We try to be efficient, we look for ways to be efficient. Obviously, in terms of sticking to a strictly Mallorcan territory, this is not enough, which leads us and pushes us to go out to Europe. At Huguet we are very Mallorcan but also very much of the world. Here we do not have enough critical mass to consume our product.

Therefore, the last thing we have done has been to expand a factory in Morocco in search of labour that is scarce here, we have resorted to Moroccans living here, our employees and collaborators, who enable us to produce in their villages and offer more product at a more accessible price for a less economically high profile. In this way we are solving a reality and a problem. To continue innovating we need to sell and if the people here cannot afford it, we look for mixed formulas that allow us to reach the people who appreciate and value our product. It is a complex issue, with many nuances, which requires important reflection.

"The only thing you can sell is what you really are, something solid"

While you have partly answered the question throughout the interview, we would like to elaborate on how you have pushed for international expansion and entry into new markets.

There is an issue that I mentioned before, and that is the issue of authenticity. In this sense I see a bit of a façade or a false attitude towards craftsmanship. A brand can be created and modelled, but there is no storytelling without a good product. You can communicate it better or worse, but the only thing you can sell is what you really are, something solid.

In the world of crafts and local products, it is also necessary to be professional and ambitious, in the sense that it is not enough to have a product that is hundreds of years old. We want to continue contributing. The current generation of Huguet is very fortunate to have a legacy, but on the other hand, we also have a higher level of training than our predecessors had and the possibility of being open to the world more easily, and this is something that we also have to take advantage of.

To answer your question, I always speak of three stages in Huguet’s recent history: recovering the tradition; bringing it up to date both aesthetically and technically; and finally, opening it up to the world, sharing it and enriching it.
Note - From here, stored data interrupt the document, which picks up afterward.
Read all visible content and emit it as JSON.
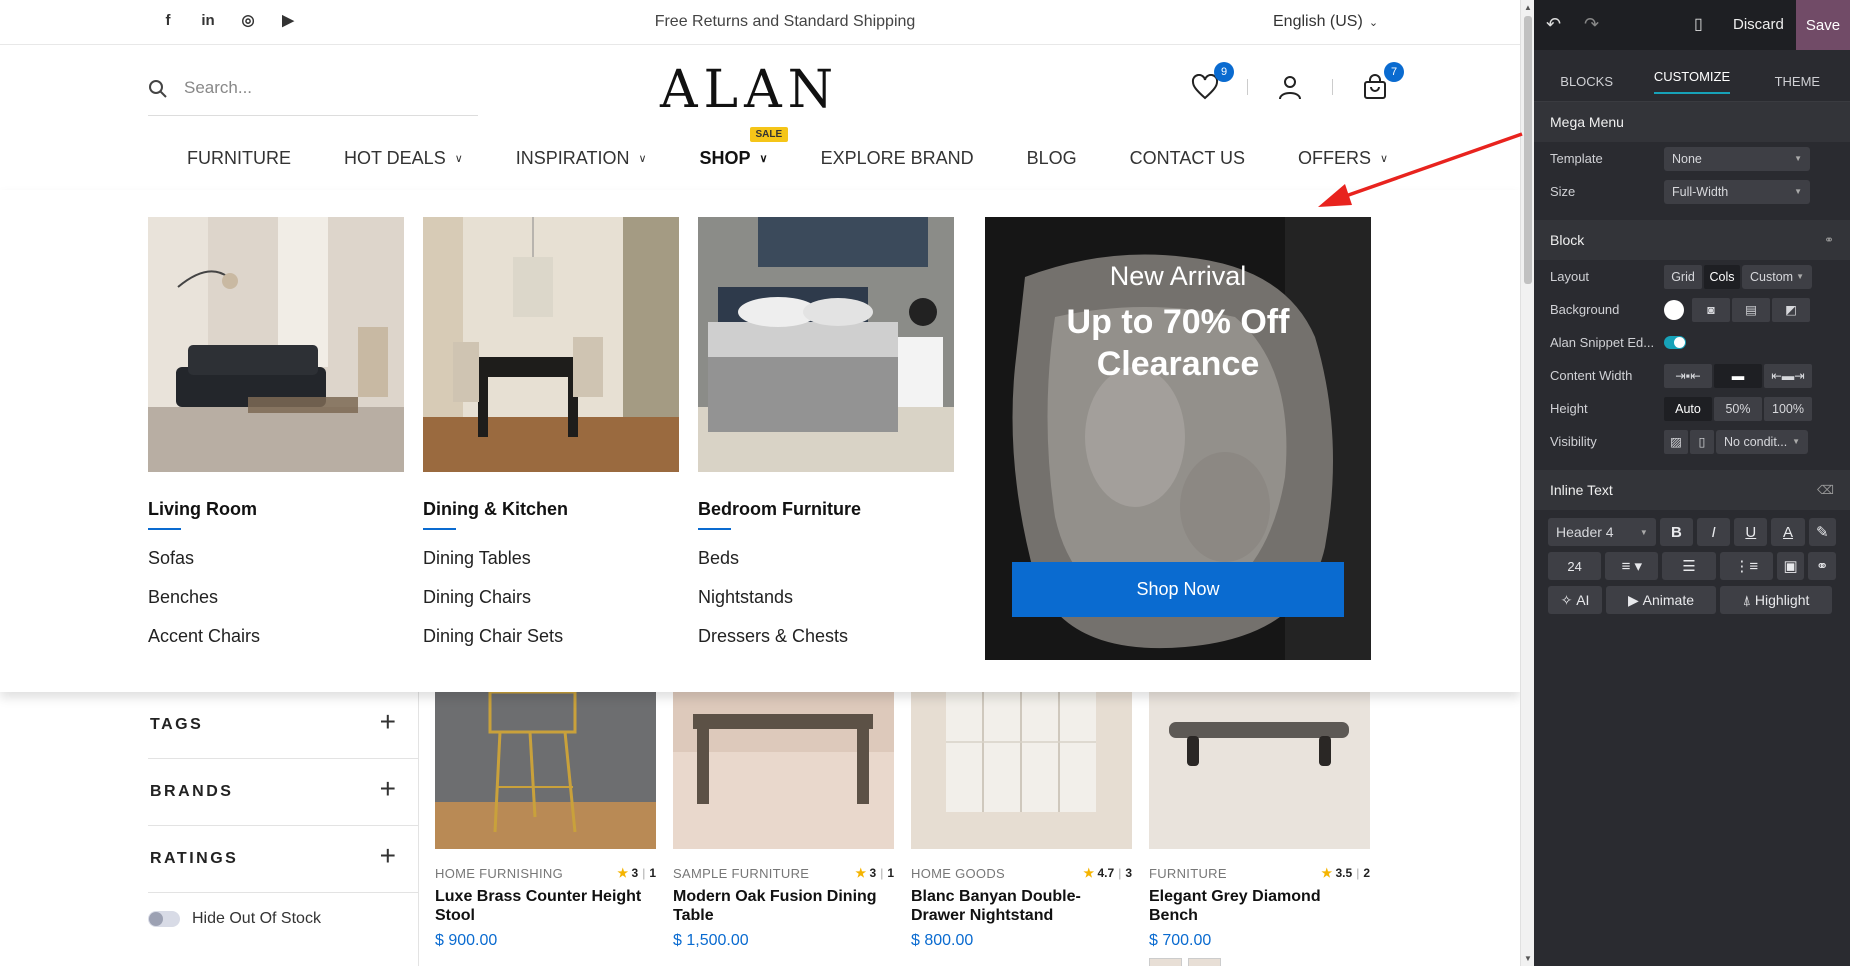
{
  "topbar": {
    "social": [
      "f",
      "in",
      "◎",
      "▶"
    ],
    "promo": "Free Returns and Standard Shipping",
    "language": "English (US)"
  },
  "header": {
    "search_placeholder": "Search...",
    "logo": "ALAN",
    "wishlist_count": "9",
    "cart_count": "7"
  },
  "nav": {
    "items": [
      {
        "label": "FURNITURE"
      },
      {
        "label": "HOT DEALS"
      },
      {
        "label": "INSPIRATION"
      },
      {
        "label": "SHOP"
      },
      {
        "label": "EXPLORE BRAND"
      },
      {
        "label": "BLOG"
      },
      {
        "label": "CONTACT US"
      },
      {
        "label": "OFFERS"
      }
    ],
    "sale_badge": "SALE"
  },
  "mega_menu": {
    "columns": [
      {
        "title": "Living Room",
        "links": [
          "Sofas",
          "Benches",
          "Accent Chairs"
        ]
      },
      {
        "title": "Dining & Kitchen",
        "links": [
          "Dining Tables",
          "Dining Chairs",
          "Dining Chair Sets"
        ]
      },
      {
        "title": "Bedroom Furniture",
        "links": [
          "Beds",
          "Nightstands",
          "Dressers & Chests"
        ]
      }
    ],
    "banner": {
      "line1": "New Arrival",
      "line2": "Up to 70% Off",
      "line3": "Clearance",
      "button": "Shop Now"
    }
  },
  "filters": {
    "groups": [
      "TAGS",
      "BRANDS",
      "RATINGS"
    ],
    "hide_out_of_stock": "Hide Out Of Stock"
  },
  "products": [
    {
      "category": "HOME FURNISHING",
      "rating": "3",
      "reviews": "1",
      "name": "Luxe Brass Counter Height Stool",
      "price": "$ 900.00"
    },
    {
      "category": "SAMPLE FURNITURE",
      "rating": "3",
      "reviews": "1",
      "name": "Modern Oak Fusion Dining Table",
      "price": "$ 1,500.00"
    },
    {
      "category": "HOME GOODS",
      "rating": "4.7",
      "reviews": "3",
      "name": "Blanc Banyan Double-Drawer Nightstand",
      "price": "$ 800.00"
    },
    {
      "category": "FURNITURE",
      "rating": "3.5",
      "reviews": "2",
      "name": "Elegant Grey Diamond Bench",
      "price": "$ 700.00"
    }
  ],
  "editor": {
    "top": {
      "discard": "Discard",
      "save": "Save"
    },
    "tabs": [
      "BLOCKS",
      "CUSTOMIZE",
      "THEME"
    ],
    "mega_menu_section": {
      "title": "Mega Menu",
      "template_label": "Template",
      "template_value": "None",
      "size_label": "Size",
      "size_value": "Full-Width"
    },
    "block_section": {
      "title": "Block",
      "layout_label": "Layout",
      "layout_opts": [
        "Grid",
        "Cols",
        "Custom"
      ],
      "background_label": "Background",
      "snippet_label": "Alan Snippet Ed...",
      "content_width_label": "Content Width",
      "height_label": "Height",
      "height_opts": [
        "Auto",
        "50%",
        "100%"
      ],
      "visibility_label": "Visibility",
      "visibility_value": "No condit..."
    },
    "inline_text_section": {
      "title": "Inline Text",
      "style_value": "Header 4",
      "font_size": "24",
      "ai_label": "AI",
      "animate_label": "Animate",
      "highlight_label": "Highlight"
    }
  },
  "colors": {
    "accent_blue": "#0a6bd0",
    "sale_yellow": "#f5c518",
    "save_purple": "#714b67",
    "arrow_red": "#e8231e"
  }
}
We have avoided living off the rents of the past and have moved away from conformism, with a healthy ambition. We want to make the best tiles and tables in the world. As an objective, we want to make an interesting, valuable product, or at least try to do so. I think you have to be ambitious and if we have this centenary legacy it is easier than starting from scratch and inventing something. Even so, to work at the level of Pentagram and other collaborators, you have to have vocation and ambition, not just the legacy, because they demand professionalism and seriousness.

Where do you see yourselves in 10 years?

It’s a subject I talk about a lot, I started in 95-96. I came back from studying technical architecture in London and my idea was to do traditional architecture for a local market. Through a lot of inputs this initial vision has led me to make contemporary architecture for a global market.

We have done much more than I imagined when I returned to Mallorca, so I don’t know what will happen in the 20 years of work I have left. What I do know is that architecture and design will continue to evolve and go further, and for that they will need industrialised craftsmen like us, with craft and the ability to help.

We will keep our eyes and ears open as we continue to research materials and add new products to our portfolio. What I do know is that the intellectual elite we connect with will continue to evolve and innovate, upholding the same values we stand for and that we will continue to be needed.

Highly personal

A place in the world to get lost. Tuscany, Australia or Japan.

A writer/artist/musician…Tarantino and Radiohead, it’s hard for me to find a single person but I’m interested in their visual and musical universes.

Your favourite food or drink. Cream cakes.

The best moment of the day. I really enjoy everything, what I do, so it depends on the moment. Everything is one, work, factory, family, Mallorca, for me everything is united, it is part of my life. Any time is a good time, I am satisfied.

Someone I admire. I like a lot of people, but I’m not a mythomaniac.